Snowshoe Tips and Tricks
Although similar to hiking, using snowshoes is not without its own set of challenges.
- Take it slow. Even with snowshoes on, hiking in the snow is hard and slow going. If you are used to covering 20+ miles in a day, cut your mileage in half. Snow is not an easy surface to walk over. Some areas may be deeper than others. Areas could be frozen while other areas are only powder. Snowshoes are also heavy, even if you invest in a lightweight pair, these are no trailrunners. More weight on your feet, colder temperatures, and snow, all combined promise a slower and harder hike. Of course, you do get the benefits of climbing mountains covered in snow and breathing in the cleanest air of the year.

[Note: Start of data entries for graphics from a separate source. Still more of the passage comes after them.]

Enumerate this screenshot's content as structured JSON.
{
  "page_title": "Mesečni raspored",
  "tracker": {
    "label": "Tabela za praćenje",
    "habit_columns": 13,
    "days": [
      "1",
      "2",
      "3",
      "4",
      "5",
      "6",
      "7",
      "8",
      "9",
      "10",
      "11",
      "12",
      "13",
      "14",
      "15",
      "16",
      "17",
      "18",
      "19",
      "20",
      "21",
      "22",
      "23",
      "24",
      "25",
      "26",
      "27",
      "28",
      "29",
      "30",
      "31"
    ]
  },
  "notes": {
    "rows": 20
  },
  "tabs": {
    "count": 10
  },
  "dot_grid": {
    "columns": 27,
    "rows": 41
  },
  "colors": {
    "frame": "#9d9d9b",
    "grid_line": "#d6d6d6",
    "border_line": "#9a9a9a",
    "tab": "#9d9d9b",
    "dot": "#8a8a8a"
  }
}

- Use your toes. When investing in snowshoes, be sure there are spikes underneath the toes. I recommend models that incorporate metal teeth as I feel anything made of plastic will break. These spikes will be a god send when climbing uphill. As the mountain gets steeper near the peak, you will have to rely on these spikes to arrest any downward falls.

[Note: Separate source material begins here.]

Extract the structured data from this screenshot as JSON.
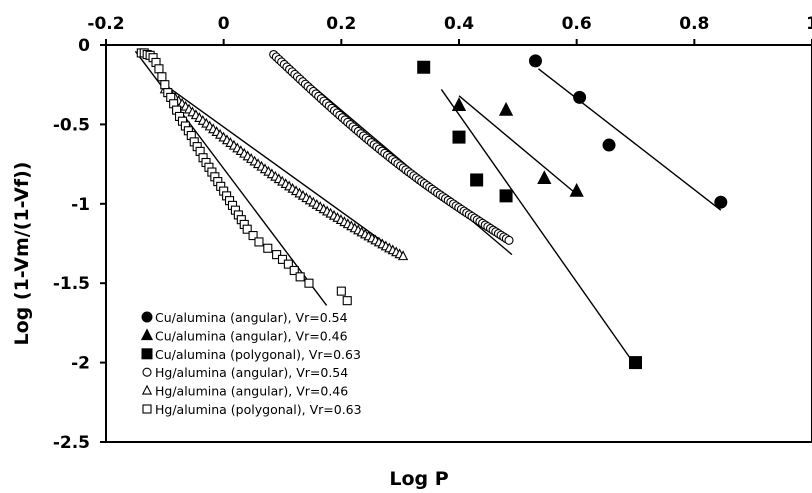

- Use the right boots. Picking out the right pair of winter boots is instrumental in having well fitting snowshoes. Look for boots that have a hard body, allowing the snowshoe straps to securely tighten around them. Also, waterproof boots will stop any of the snow from leaking into your toes.
If walking through the snow seems slow, why not try skiing? Faster than snowshoeing, cross-country skiing takes winter activities to a new level. Able to be used on any kind of snow cover, this is a great way to experience the back-country.
Unlike snowshoes, going uphill on skis is a much more difficult process. Harder, but not impossible, many ski hills are offering cross country skis for guests who are interested in climbing the slopes. Deciding on which trail to undertake is completely up to you but my recommendation would be to start on flat surfaces.
Are there any frozen lakes nearby? Cross-country skiing over the surface of a lake provides an incredible experience. I particularly enjoy doing this activity at night, underneath the milky way. Without any topography in my way, I can glide on my skis, free from worry.
Cross-Country Skiing Tips and Tricks
Faster than snowshoeing, cross-country skiing is no walk in the park.
- This is harder than it looks. Instead of walking, you are skiing. This process involves lifting your heel off the ski while keeping your toe strapped down. Unconventional, the mechanics take some getting used to. It is also an entirely new way of locomotion, promising to burn calories and provide you a workout.
- Look ahead. Unlike snowshoes, skis are much longer. When taking them into the back-country, look out for fallen trees and rocks. If you get into a rhythm, sliding one ski under a log can quickly knock you over. Like anything in the outdoors, cross-country skiing takes practice.
This Winter, go for a Hike
Don’t let seasonal depression get you down this winter. There are ample opportunities to enjoy that fresh powder and still get a workout in. Whether you want to go on a hike, use snowshoes, or try cross-country skiing, the winter could easily turn into your favorite season.